No que se refere aos acordos bem definidos, notamos que muitas vezes falta clareza nas expectativas e nas regras do relacionamento entre o sócio de serviço e o sócio investidor. Não é raro que o sócio de serviço se perceba prejudicado por considerar que se tornou um “empregado” do sócio investidor. Do mesmo modo, é comum na dissolução da sociedade que o sócio investidor se sinta injustiçado quando o sócio de serviço recebe parte dos valores apurados no encerramento do empreendimento. Afinal, a ideia é a de que não houve aporte de capital pelo sócio de serviço e, por isso, não haveria valores a serem recebidos no fim da sociedade.

Estes são os problemas mais comuns na sociedade em que há a presença do sócio de serviço. Como podemos atuar para que o empreendimento se desenvolva da melhor forma possível sem que isso gere custos financeiros e desgastes no relacionamento? Como estruturar essa parceria?

O ponto relevante que precisamos ter em mente é que na sociedade empresária existe uma vedação legal para que o sócio contribua exclusivamente com serviço. Portanto, não existe a possibilidade de ingresso de um sócio que contribua apenas com a sua de mão de obra. Todo sócio precisa fazer um aporte de capital.

Como consequência dessa regra legal, o ingresso de qualquer sócio no empreendimento gera a obrigação legal de compartilhar o patrimônio empresarial, mesmo que o sócio de serviço não esteja gerando os resultados esperados. E aqui está um erro grave: muitos empresários procuram superar esta vedação incluindo a informação de um aporte financeiro fictício por parte do sócio de serviço. Esta declaração não verdadeira torna o sócio de serviço dono do patrimônio societário na proporção estabelecida no contrato social e a divisão dos bens da sociedade é inevitável.

A primeira solução prática é estabelecer o montante que o sócio de serviço se compromete a aportar utilizando-se de sua parte do lucro distribuído, bem como o prazo para que este investimento seja realizado. Neste caso, apesar do capital social não estar totalmente integralizado, existe a expressa previsão do valor que o sócio de serviço se comprometeu a alocar na empresa.

Outra ferramenta prática é o empréstimo do sócio investidor para o sócio de serviço.

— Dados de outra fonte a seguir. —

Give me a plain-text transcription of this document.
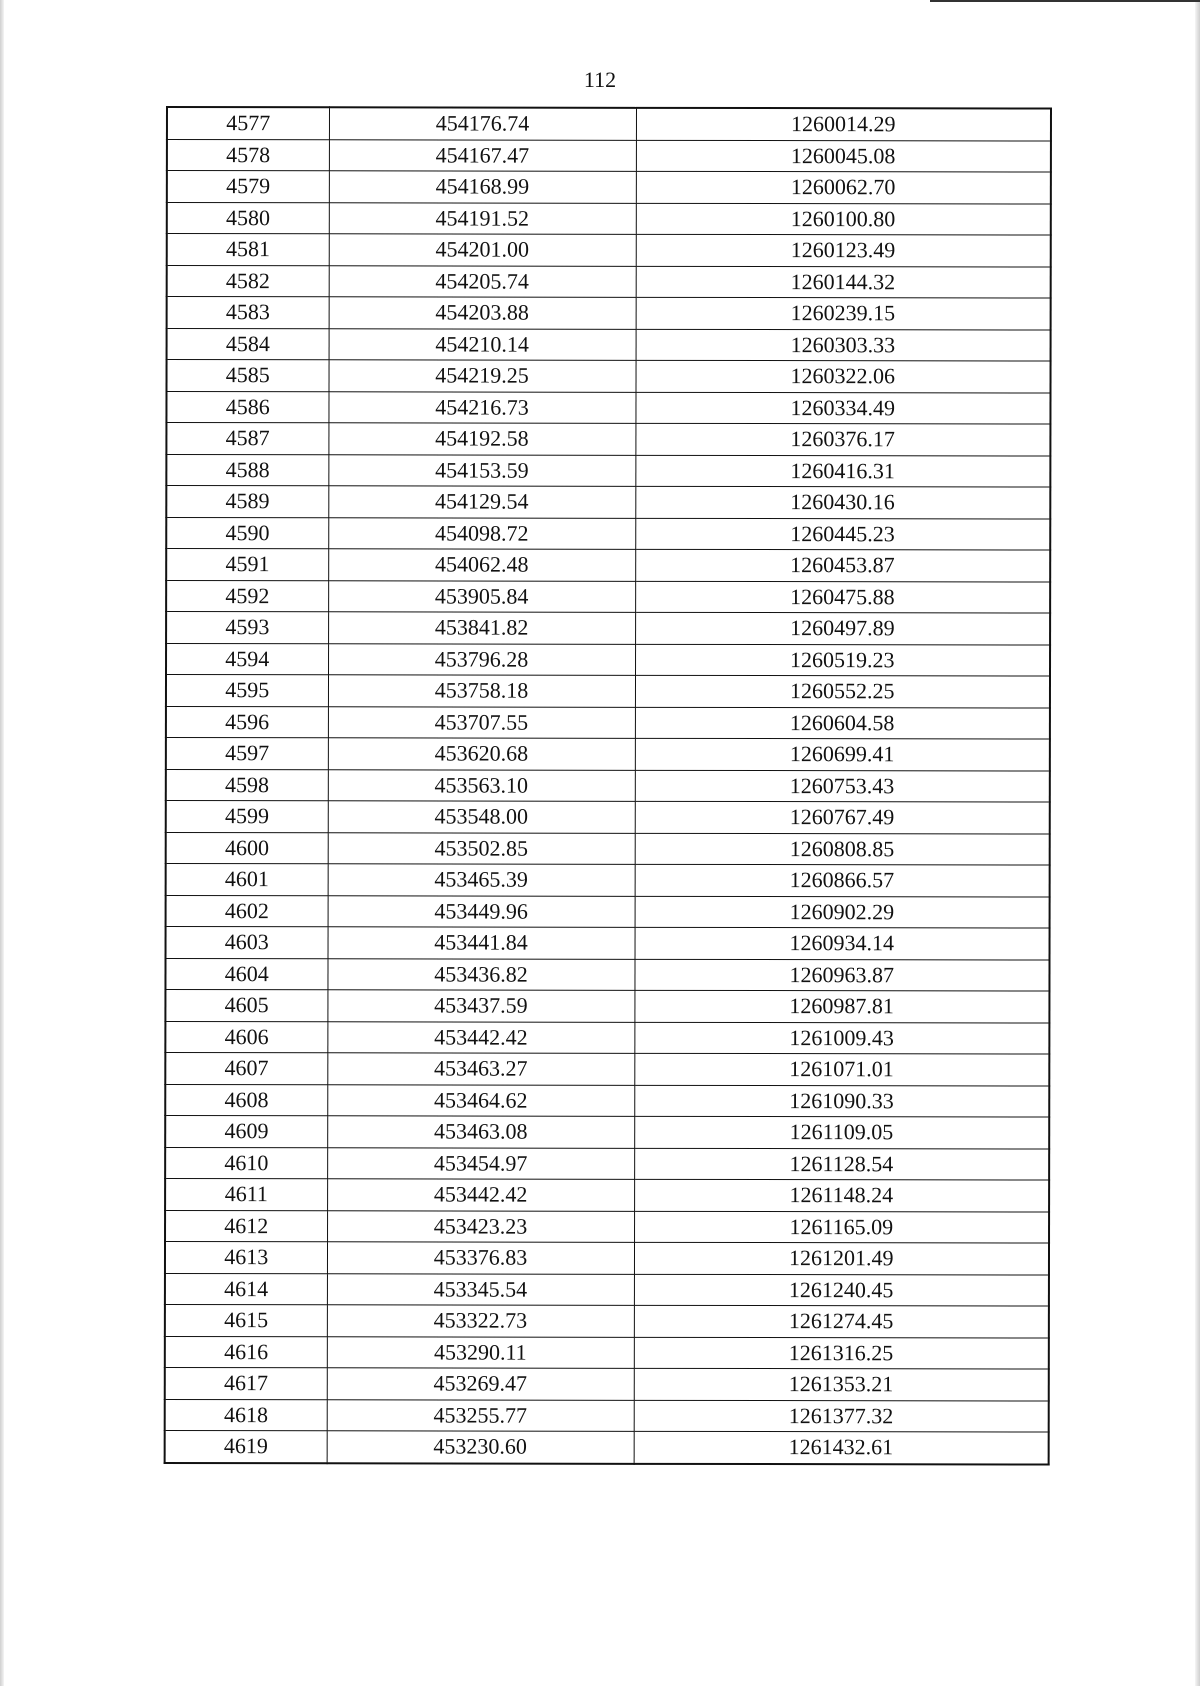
112
4577	454176.74	1260014.29
4578	454167.47	1260045.08
4579	454168.99	1260062.70
4580	454191.52	1260100.80
4581	454201.00	1260123.49
4582	454205.74	1260144.32
4583	454203.88	1260239.15
4584	454210.14	1260303.33
4585	454219.25	1260322.06
4586	454216.73	1260334.49
4587	454192.58	1260376.17
4588	454153.59	1260416.31
4589	454129.54	1260430.16
4590	454098.72	1260445.23
4591	454062.48	1260453.87
4592	453905.84	1260475.88
4593	453841.82	1260497.89
4594	453796.28	1260519.23
4595	453758.18	1260552.25
4596	453707.55	1260604.58
4597	453620.68	1260699.41
4598	453563.10	1260753.43
4599	453548.00	1260767.49
4600	453502.85	1260808.85
4601	453465.39	1260866.57
4602	453449.96	1260902.29
4603	453441.84	1260934.14
4604	453436.82	1260963.87
4605	453437.59	1260987.81
4606	453442.42	1261009.43
4607	453463.27	1261071.01
4608	453464.62	1261090.33
4609	453463.08	1261109.05
4610	453454.97	1261128.54
4611	453442.42	1261148.24
4612	453423.23	1261165.09
4613	453376.83	1261201.49
4614	453345.54	1261240.45
4615	453322.73	1261274.45
4616	453290.11	1261316.25
4617	453269.47	1261353.21
4618	453255.77	1261377.32
4619	453230.60	1261432.61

Neste caso, o capital social estará totalmente integralizado com o aporte financeiro realizado pelos sócios. Este empréstimo será regulamentado em outro instrumento jurídico, como um contato de confissão de dívida, em que o sócio de serviço se obriga a devolver os valores ao sócio investidor conforme cronograma predeterminado.

A terceira opção que podemos mencionar é o contrato de vesting. Para o cenário em que temos um sócio de serviço, este sócio adquire uma participação mínima, mas correspondente ao capital que ele possui no momento. Ao mesmo tempo o contrato prevê a possibilidade de que o sócio de serviço aumente gradativamente sua participação societária, desde que alguns requisitos sejam cumpridos, como metas de desempenho.

Vale ressaltar que a atratividade deste tipo de contrato decorre da participação desproporcional nos lucros. Assim, ainda que o sócio de serviço detenha participação societária mínima, as partes podem estabelecer contratualmente o percentual de participação nos lucros de forma diferente da composição societária. Também é viável que esta distribuição dos lucros seja elevada progressivamente, conforme o resultado apresentado pelo sócio de serviço.

Em conclusão, verificamos que o sócio de serviço muitas vezes agrega conhecimento específico e essencial ao desenvolvimento da atividade empresária. Sua participação na sociedade pode ser fundamental e é viável ainda que sem aportes financeiros substanciais ou investimentos iniciais. Por isso, a efetiva regulamentação da parceria entre o sócio de serviço e o sócio investidor é imprescindível para assegurar que o empreendimento se desenvolva com o máximo de segurança possível. Somente assim é possível proteger de forma eficiente o patrimônio e o relacionamento entre os sócios.